Come agisce il Ciclopirox

Ciclopirox ha un meccanismo d’azione unico rispetto ad altri farmaci antifungini. Agisce attraverso molteplici vie:

  • Ha attività fungicida (uccide i funghi) inibendo l’assorbimento cellulare di sostanze essenziali necessarie al metabolismo e alla crescita fungina
  • Si lega irreversibilmente a strutture cellulari come mitocondri, ribosomi, microsomi e pareti cellulari
  • A differenza di molti altri antifungini che mirano all’ergosterolo nelle membrane cellulari fungine, il ciclopirox interferisce con vari processi cellulari

Questo meccanismo completo rende il ciclopirox efficace contro un’ampia gamma di organismi, inclusi dermatofiti (funghi che causano infezioni cutanee), lieviti, muffe, actinomiceti e alcuni batteri.[2]

Formulazioni disponibili

Ciclopirox è disponibile in diverse formulazioni, ciascuna progettata per condizioni specifiche:

  • Smaltatura per unghie (8%) – per il trattamento dell’onicomicosi (fungo delle unghie)
  • Crema (0,77%) – per il trattamento della tinea pedis (piede d’atleta) e altre infezioni fungine cutanee
  • Sospensione topica (0,77%) – alternativa alla crema per alcune condizioni cutanee
  • Shampoo (1%) – per il trattamento della dermatite seborroica del cuoio capelluto e della tinea capitis
  • Soluzione orale – attualmente in fase di studio per nuovi usi nelle sperimentazioni cliniche

La formulazione appropriata dipende dal tipo e dalla sede dell’infezione fungina da trattare.[4][5]

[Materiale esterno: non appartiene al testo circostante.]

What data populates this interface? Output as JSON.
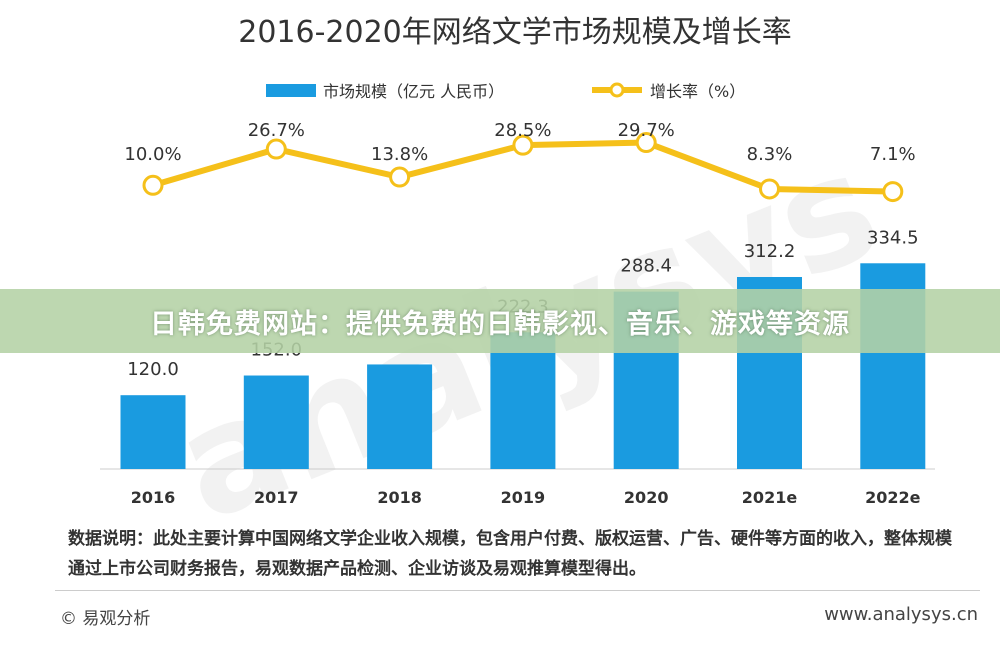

Trattamento delle infezioni fungine

Onicomicosi (fungo delle unghie)

Lo smalto per unghie al 8% di ciclopirox (talvolta commercializzato come Penlac) è un trattamento consolidato per l’onicomicosi, un’infezione fungina che colpisce le unghie. È particolarmente utile per casi lievi‑moderati di onicomicosi subungueale distale (DSO), che coinvolge il letto ungueale e la parte inferiore della lamina ungueale.[4]

Il regime di applicazione tipicamente prevede:

  • Applicazione quotidiana sulle unghie interessate
  • Limatura delle unghie infette prima dell’applicazione
  • Applicazione su tutta la superficie ungueale, inclusa la zona sotto il bordo libero
  • Il trattamento generalmente continua per diversi mesi (fino a 48 settimane) poiché i funghi delle unghie sono persistenti e le unghie crescono lentamente

I tassi di guarigione completa (sia micologica che visiva) variano ma sono più alti quando il ciclopirox è usato costantemente per il periodo raccomandato. Alcuni studi valutano una “guarigione completa”, che significa sia l’eliminazione dei funghi (confermata da test di laboratorio) sia l’aspetto di un’unghia sana.[14]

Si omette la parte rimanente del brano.